Simple: a default include directory is /usr/local/include. That directory doesn't contain mysql.h but it does have a subdirectory mysql which contains the right file. So you're simply telling the system to look in that subdirectory.


----------



## SomeWG (Nov 18, 2018)

But I used : `-L/usr/local/lib/mysql` on command line
And their is no further mysql sub-directory after that. But it still requires and works with `mysql/mysql.h`


----------



## DavidMarec (Nov 18, 2018)

SomeWG said:


> But I used : `-L/usr/local/lib/mysql` on command line
> And their is no further mysql sub-directory after that. But it still requires and works with `mysql/mysql.h`



"-L" stands for Libraries link path, where to find additional libraries.
if you wand to add  "_includes path_" , where to find files included with "#include <somefile.h>", use "-I".

`david:~>cat mysql.c 
#include <stdio.h>
#include <mysql.h>

int main(){
    printf("mysql client version: %s\n", mysql_get_client_info());
}

david:~>cc mysql.c -I/usr/local/include/mysql -lmysqlclient -L/usr/local/lib/mysql
david:~>./a.out
mysql client version: 5.6.41`


----------



## SomeWG (Nov 18, 2018)

DavidMarec
so in essence, how does that explain the difference between "mysql/mysql.h" working and "mysql.h" not working?


----------



## DavidMarec (Nov 18, 2018)

SomeWG said:


> DavidMarec
> so in essence, how does that explain the difference between "mysql/mysql.h" working and "mysql.h" not working?

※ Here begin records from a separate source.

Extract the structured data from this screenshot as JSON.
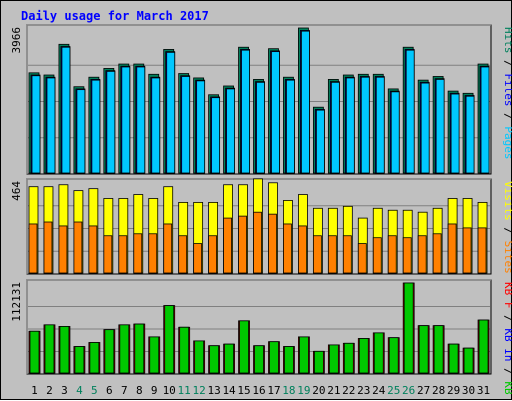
{
  "chart_data": {
    "title": "Daily usage for March 2017",
    "type": "bar",
    "colors": {
      "hits": "#00805c",
      "files": "#0000ff",
      "pages": "#00c8ff",
      "visits": "#ffff00",
      "sites": "#ff8000",
      "kbout": "#00c800",
      "kbin": "#0000ff",
      "kbf": "#ff0000",
      "title": "#0000ff",
      "weekday": "#000000",
      "weekend": "#00805c",
      "grid": "#808080"
    },
    "days": [
      {
        "label": "1",
        "weekend": false
      },
      {
        "label": "2",
        "weekend": false
      },
      {
        "label": "3",
        "weekend": false
      },
      {
        "label": "4",
        "weekend": true
      },
      {
        "label": "5",
        "weekend": true
      },
      {
        "label": "6",
        "weekend": false
      },
      {
        "label": "7",
        "weekend": false
      },
      {
        "label": "8",
        "weekend": false
      },
      {
        "label": "9",
        "weekend": false
      },
      {
        "label": "10",
        "weekend": false
      },
      {
        "label": "11",
        "weekend": true
      },
      {
        "label": "12",
        "weekend": true
      },
      {
        "label": "13",
        "weekend": false
      },
      {
        "label": "14",
        "weekend": false
      },
      {
        "label": "15",
        "weekend": false
      },
      {
        "label": "16",
        "weekend": false
      },
      {
        "label": "17",
        "weekend": false
      },
      {
        "label": "18",
        "weekend": true
      },
      {
        "label": "19",
        "weekend": true
      },
      {
        "label": "20",
        "weekend": false
      },
      {
        "label": "21",
        "weekend": false
      },
      {
        "label": "22",
        "weekend": false
      },
      {
        "label": "23",
        "weekend": false
      },
      {
        "label": "24",
        "weekend": false
      },
      {
        "label": "25",
        "weekend": true
      },
      {
        "label": "26",
        "weekend": true
      },
      {
        "label": "27",
        "weekend": false
      },
      {
        "label": "28",
        "weekend": false
      },
      {
        "label": "29",
        "weekend": false
      },
      {
        "label": "30",
        "weekend": false
      },
      {
        "label": "31",
        "weekend": false
      }
    ],
    "top": {
      "max_label": "3966",
      "ymax": 3966,
      "legend": [
        {
          "text": "Hits",
          "key": "hits"
        },
        {
          "text": "/",
          "key": "weekday"
        },
        {
          "text": "Files",
          "key": "files"
        },
        {
          "text": "/",
          "key": "weekday"
        },
        {
          "text": "Pages",
          "key": "pages"
        }
      ],
      "series": [
        {
          "name": "Hits",
          "key": "hits",
          "values": [
            2740,
            2680,
            3520,
            2360,
            2620,
            2860,
            2980,
            2980,
            2700,
            3380,
            2720,
            2600,
            2140,
            2380,
            3440,
            2560,
            3400,
            2620,
            3966,
            1800,
            2560,
            2680,
            2700,
            2700,
            2300,
            3440,
            2540,
            2640,
            2240,
            2180,
            2980
          ]
        },
        {
          "name": "Files",
          "key": "files",
          "values": [
            2680,
            2620,
            3460,
            2300,
            2560,
            2800,
            2920,
            2920,
            2620,
            3320,
            2660,
            2540,
            2080,
            2320,
            3380,
            2500,
            3340,
            2560,
            3900,
            1740,
            2500,
            2620,
            2640,
            2640,
            2240,
            3380,
            2480,
            2580,
            2180,
            2120,
            2920
          ]
        },
        {
          "name": "Pages",
          "key": "pages",
          "values": [
            2660,
            2600,
            3440,
            2280,
            2540,
            2780,
            2900,
            2900,
            2600,
            3300,
            2640,
            2520,
            2060,
            2300,
            3360,
            2480,
            3320,
            2540,
            3880,
            1720,
            2480,
            2600,
            2620,
            2620,
            2220,
            3360,
            2460,
            2560,
            2160,
            2100,
            2900
          ]
        }
      ]
    },
    "middle": {
      "max_label": "464",
      "ymax": 464,
      "legend": [
        {
          "text": "Visits",
          "key": "visits"
        },
        {
          "text": "/",
          "key": "weekday"
        },
        {
          "text": "Sites",
          "key": "sites"
        }
      ],
      "series": [
        {
          "name": "Visits",
          "key": "visits",
          "values": [
            440,
            440,
            450,
            420,
            430,
            380,
            380,
            400,
            380,
            440,
            360,
            360,
            360,
            450,
            450,
            480,
            460,
            370,
            400,
            330,
            330,
            340,
            280,
            330,
            320,
            320,
            310,
            330,
            380,
            380,
            360
          ]
        },
        {
          "name": "Sites",
          "key": "sites",
          "values": [
            250,
            260,
            240,
            260,
            240,
            190,
            190,
            200,
            200,
            250,
            190,
            150,
            190,
            280,
            290,
            310,
            300,
            250,
            240,
            190,
            190,
            190,
            150,
            180,
            190,
            180,
            190,
            200,
            250,
            230,
            230
          ]
        }
      ]
    },
    "bottom": {
      "max_label": "112131",
      "ymax": 112131,
      "legend": [
        {
          "text": "KB F",
          "key": "kbf"
        },
        {
          "text": "/",
          "key": "weekday"
        },
        {
          "text": "KB In",
          "key": "kbin"
        },
        {
          "text": "/",
          "key": "weekday"
        },
        {
          "text": "KB Out",
          "key": "kbout"
        }
      ],
      "series": [
        {
          "name": "KB F",
          "key": "kbf",
          "values": [
            52000,
            60000,
            58000,
            33000,
            38000,
            54000,
            60000,
            61000,
            45000,
            84000,
            57000,
            40000,
            34000,
            36000,
            65000,
            34000,
            39000,
            33000,
            45000,
            27000,
            35000,
            37000,
            43000,
            50000,
            44000,
            112131,
            59000,
            59000,
            36000,
            31000,
            66000
          ]
        },
        {
          "name": "KB Out",
          "key": "kbout",
          "values": [
            52000,
            60000,
            58000,
            33000,
            38000,
            54000,
            60000,
            61000,
            45000,
            84000,
            57000,
            40000,
            34000,
            36000,
            65000,
            34000,
            39000,
            33000,
            45000,
            27000,
            35000,
            37000,
            43000,
            50000,
            44000,
            112131,
            59000,
            59000,
            36000,
            31000,
            66000
          ]
        }
      ]
    }
  }
}
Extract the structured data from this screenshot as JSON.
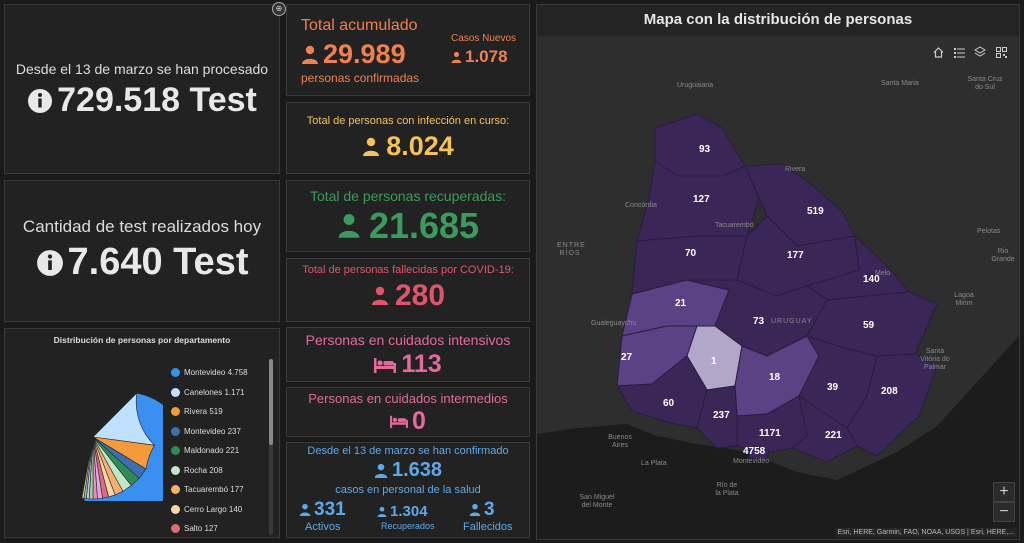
{
  "processed_test": {
    "text": "Desde el 13 de marzo se han procesado",
    "value": "729.518 Test"
  },
  "today_test": {
    "text": "Cantidad de test realizados hoy",
    "value": "7.640 Test"
  },
  "total": {
    "title": "Total acumulado",
    "value": "29.989",
    "sub": "personas confirmadas",
    "new_label": "Casos Nuevos",
    "new_value": "1.078"
  },
  "active": {
    "title": "Total de personas con infección en curso:",
    "value": "8.024"
  },
  "recovered": {
    "title": "Total de personas recuperadas:",
    "value": "21.685"
  },
  "deceased": {
    "title": "Total de personas fallecidas por COVID-19:",
    "value": "280"
  },
  "icu": {
    "title": "Personas en cuidados intensivos",
    "value": "113"
  },
  "intermediate": {
    "title": "Personas en cuidados intermedios",
    "value": "0"
  },
  "health": {
    "title": "Desde el 13 de marzo se han confirmado",
    "value": "1.638",
    "sub": "casos en personal de la salud",
    "activos_value": "331",
    "activos_label": "Activos",
    "recuperados_value": "1.304",
    "recuperados_label": "Recuperados",
    "fallecidos_value": "3",
    "fallecidos_label": "Fallecidos"
  },
  "colors": {
    "orange": "#f0804f",
    "yellow": "#f5c25a",
    "green": "#3c9a5f",
    "red": "#e0556c",
    "pink": "#e46a9e",
    "blue": "#5fa8e8",
    "map_dark": "#3a2757",
    "map_mid": "#5a4285",
    "map_light": "#b2a7c8"
  },
  "map": {
    "title": "Mapa con la distribución de personas",
    "attribution": "Esri, HERE, Garmin, FAO, NOAA, USGS | Esri, HERE,...",
    "zoom_in": "+",
    "zoom_out": "−",
    "values": [
      "93",
      "127",
      "519",
      "70",
      "177",
      "140",
      "21",
      "73",
      "59",
      "27",
      "1",
      "18",
      "39",
      "208",
      "60",
      "237",
      "1171",
      "221",
      "4758"
    ],
    "places": [
      "Uruguaiana",
      "Santa Maria",
      "Santa Cruz do Sul",
      "Concórdia",
      "Rivera",
      "Tacuarembó",
      "ENTRE RÍOS",
      "Gualeguaychú",
      "URUGUAY",
      "Melo",
      "Pelotas",
      "Rio Grande",
      "Lagoa Mirim",
      "Santa Vitória do Palmar",
      "Buenos Aires",
      "La Plata",
      "Montevideo",
      "Río de la Plata",
      "San Miguel del Monte"
    ]
  },
  "pie": {
    "title": "Distribución de personas por departamento",
    "items": [
      {
        "label": "Montevideo 4.758",
        "color": "#3a8ff0"
      },
      {
        "label": "Canelones 1.171",
        "color": "#bfe0ff"
      },
      {
        "label": "Rivera 519",
        "color": "#f59a3a"
      },
      {
        "label": "Montevideo 237",
        "color": "#3d6fb0"
      },
      {
        "label": "Maldonado 221",
        "color": "#2e8b57"
      },
      {
        "label": "Rocha 208",
        "color": "#bfe8c8"
      },
      {
        "label": "Tacuarembó 177",
        "color": "#f5b070"
      },
      {
        "label": "Cerro Largo 140",
        "color": "#f7d6a8"
      },
      {
        "label": "Salto 127",
        "color": "#e06a7a"
      }
    ]
  },
  "chart_data": {
    "type": "pie",
    "title": "Distribución de personas por departamento",
    "categories": [
      "Montevideo",
      "Canelones",
      "Rivera",
      "Montevideo",
      "Maldonado",
      "Rocha",
      "Tacuarembó",
      "Cerro Largo",
      "Salto"
    ],
    "values": [
      4758,
      1171,
      519,
      237,
      221,
      208,
      177,
      140,
      127
    ]
  }
}
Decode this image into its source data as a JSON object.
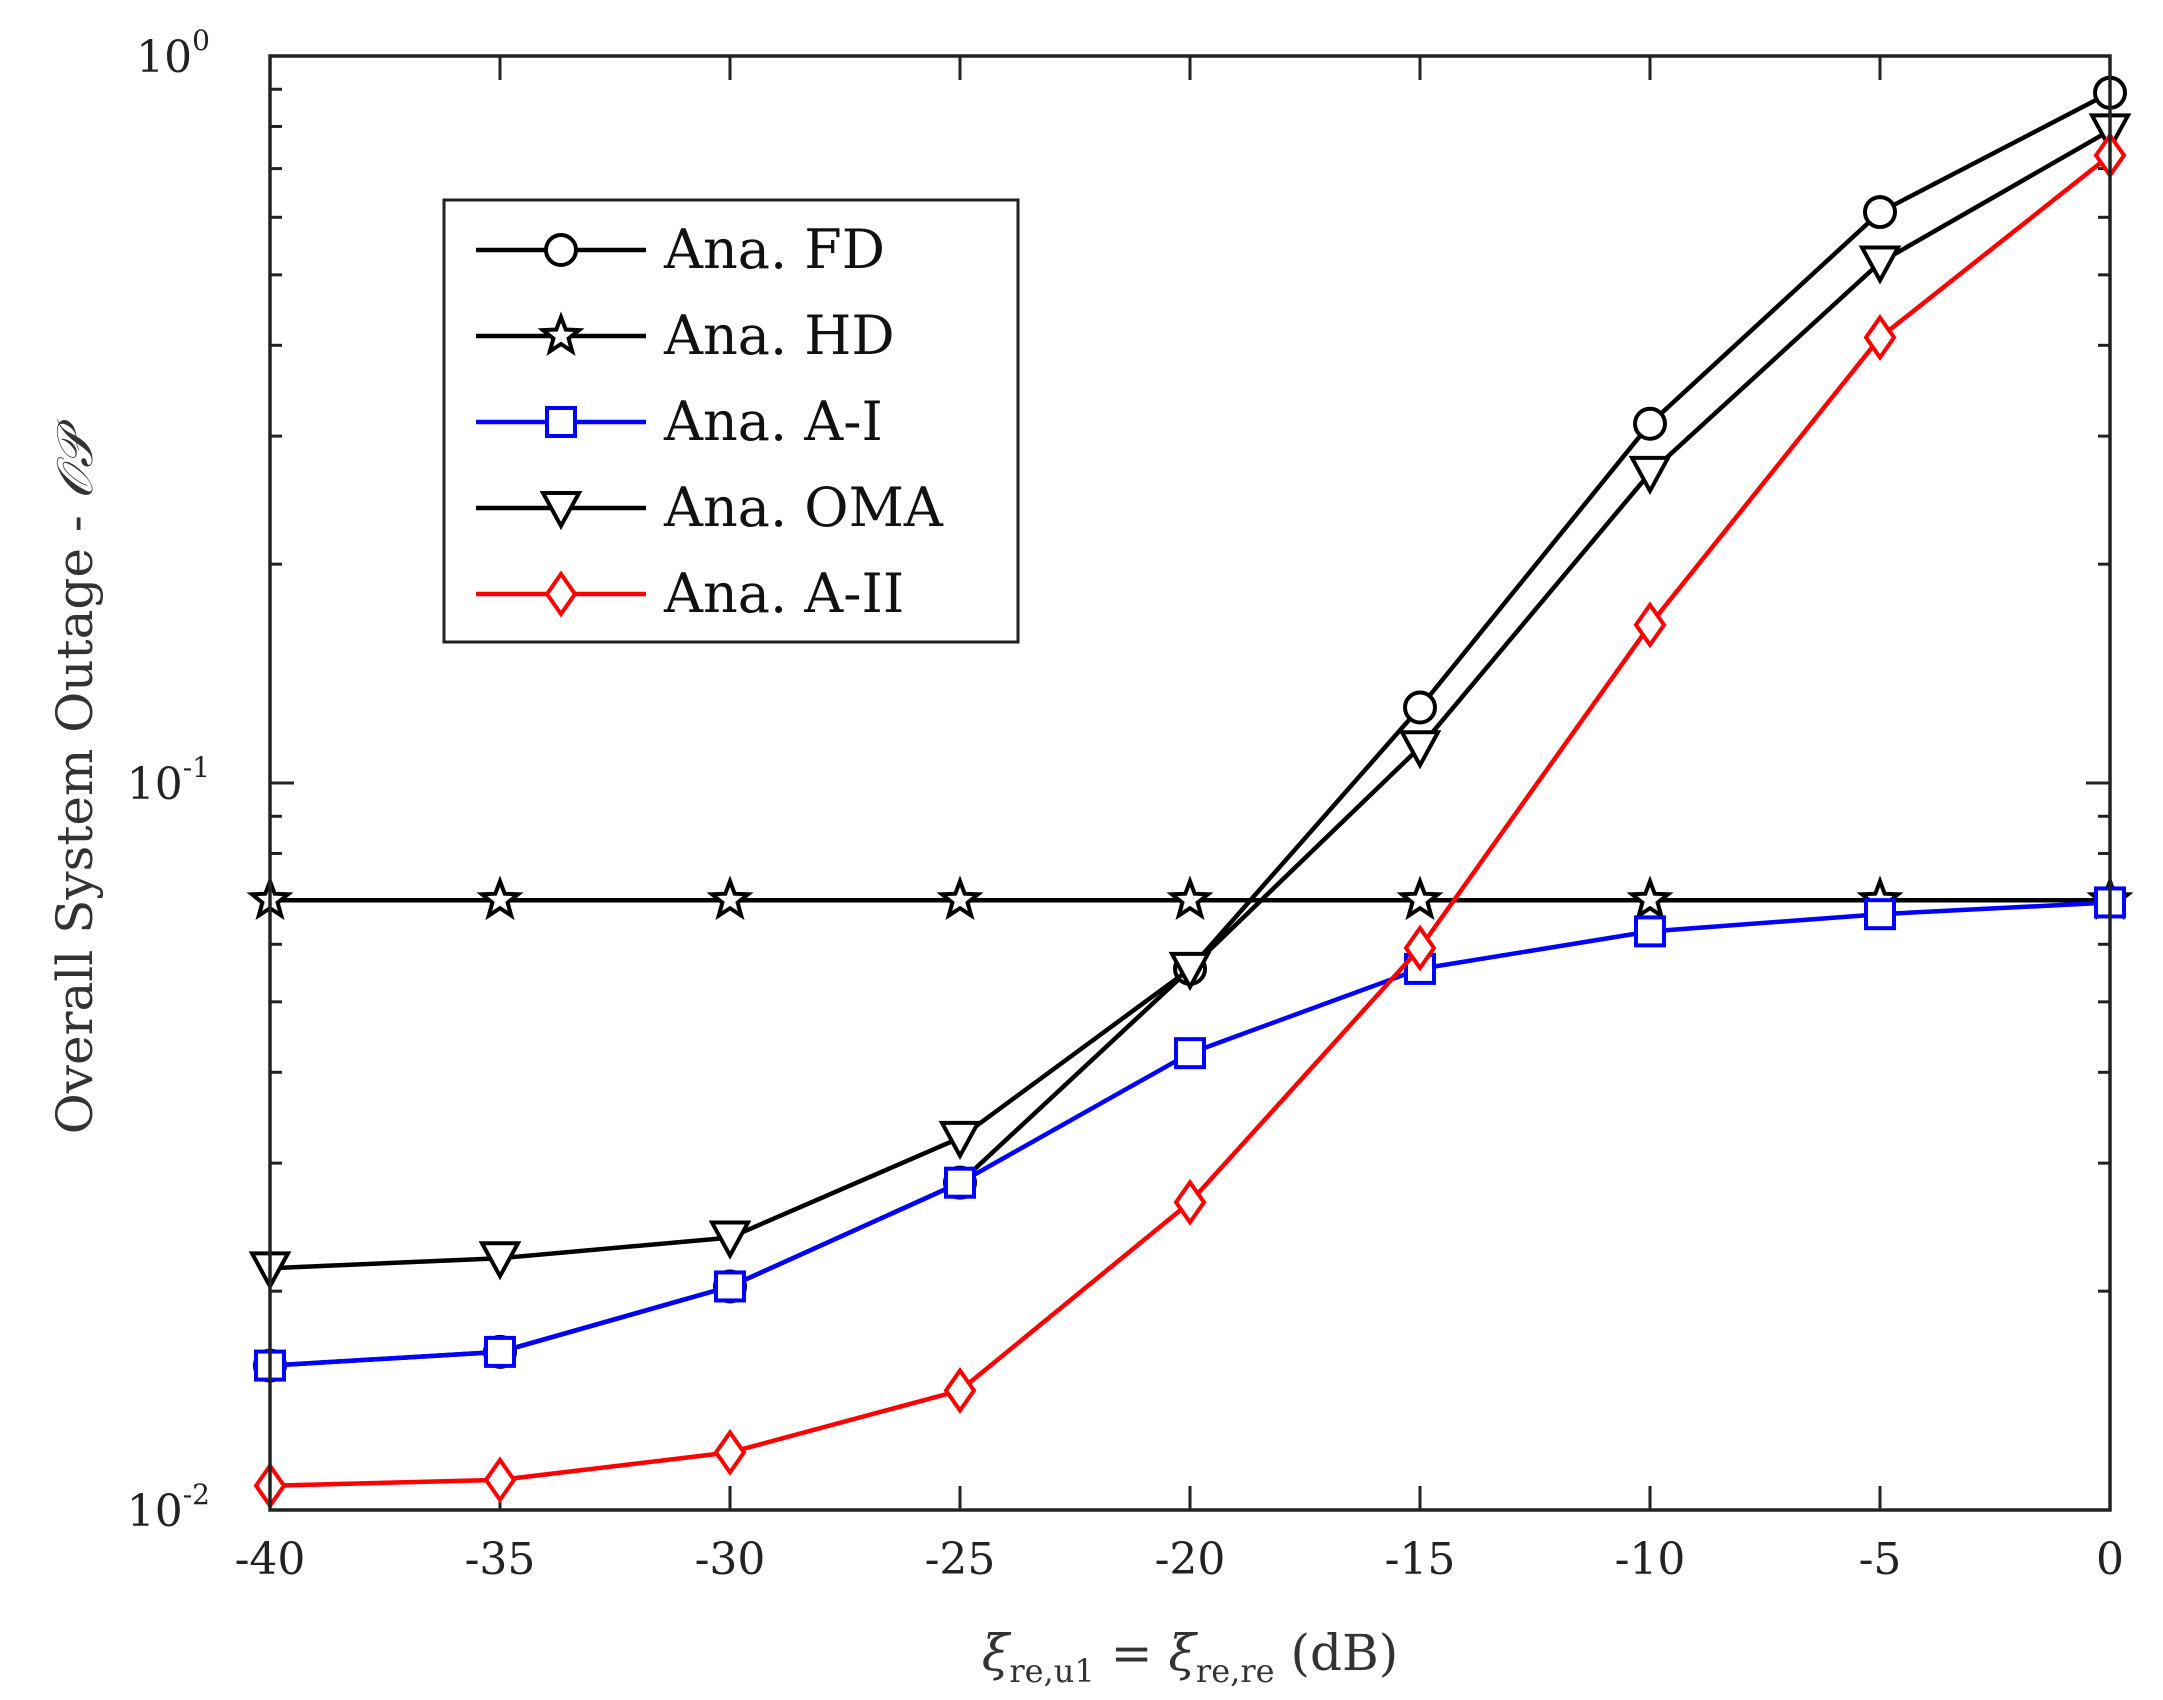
{
  "chart_data": {
    "type": "line",
    "title": "",
    "xlabel": {
      "prefix": "ξ",
      "sub1": "re,u1",
      "mid": " = ξ",
      "sub2": "re,re",
      "suffix": " (dB)"
    },
    "ylabel": {
      "text": "Overall System Outage - ",
      "symbol": "𝒪𝒫"
    },
    "yscale": "log",
    "xlim": [
      -40,
      0
    ],
    "ylim": [
      0.01,
      1
    ],
    "grid": false,
    "legend_position": "top-left",
    "x": [
      -40,
      -35,
      -30,
      -25,
      -20,
      -15,
      -10,
      -5,
      0
    ],
    "xticks": [
      {
        "value": -40,
        "label": "-40"
      },
      {
        "value": -35,
        "label": "-35"
      },
      {
        "value": -30,
        "label": "-30"
      },
      {
        "value": -25,
        "label": "-25"
      },
      {
        "value": -20,
        "label": "-20"
      },
      {
        "value": -15,
        "label": "-15"
      },
      {
        "value": -10,
        "label": "-10"
      },
      {
        "value": -5,
        "label": "-5"
      },
      {
        "value": 0,
        "label": "0"
      }
    ],
    "yticks": [
      {
        "value": 0.01,
        "base": "10",
        "exp": "-2"
      },
      {
        "value": 0.1,
        "base": "10",
        "exp": "-1"
      },
      {
        "value": 1,
        "base": "10",
        "exp": "0"
      }
    ],
    "series": [
      {
        "name": "Ana. FD",
        "color": "#000000",
        "marker": "circle",
        "values": [
          0.0158,
          0.0165,
          0.0203,
          0.0282,
          0.0555,
          0.127,
          0.312,
          0.61,
          0.89
        ]
      },
      {
        "name": "Ana. HD",
        "color": "#000000",
        "marker": "star",
        "values": [
          0.069,
          0.069,
          0.069,
          0.069,
          0.069,
          0.069,
          0.069,
          0.069,
          0.069
        ]
      },
      {
        "name": "Ana. A-I",
        "color": "#0000ff",
        "marker": "square",
        "values": [
          0.0158,
          0.0165,
          0.0203,
          0.0282,
          0.0425,
          0.0555,
          0.0625,
          0.066,
          0.0685
        ]
      },
      {
        "name": "Ana. OMA",
        "color": "#000000",
        "marker": "triangle-down",
        "values": [
          0.0215,
          0.0222,
          0.0237,
          0.0325,
          0.0555,
          0.112,
          0.267,
          0.52,
          0.79
        ]
      },
      {
        "name": "Ana. A-II",
        "color": "#ff0000",
        "marker": "diamond",
        "values": [
          0.0108,
          0.011,
          0.012,
          0.0146,
          0.0265,
          0.0593,
          0.165,
          0.41,
          0.73
        ]
      }
    ]
  }
}
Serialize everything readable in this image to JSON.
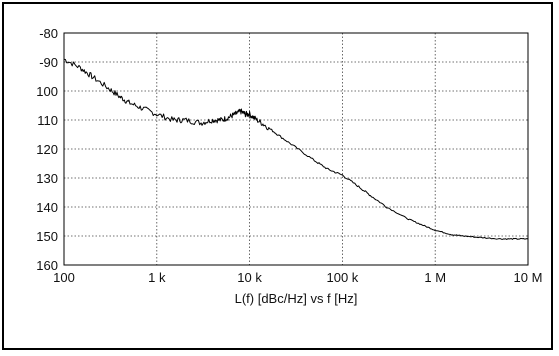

Have a look to shelLuser' answer.

That means that /usr/local/include is somehow defined as a default path for include files, within the toolchain you are using.
This is not the case by default on a fresh installed FreeBSD, however (clang).


You should start using a MakeFile; see the  porters handbook for details about dependencies; or ask pkg-config manually.

To followup on my previous message, "-I" is required by the compiler as  "-L/l" is required by the linker. Both jobs are different, despite they are performed by the same tool.


----------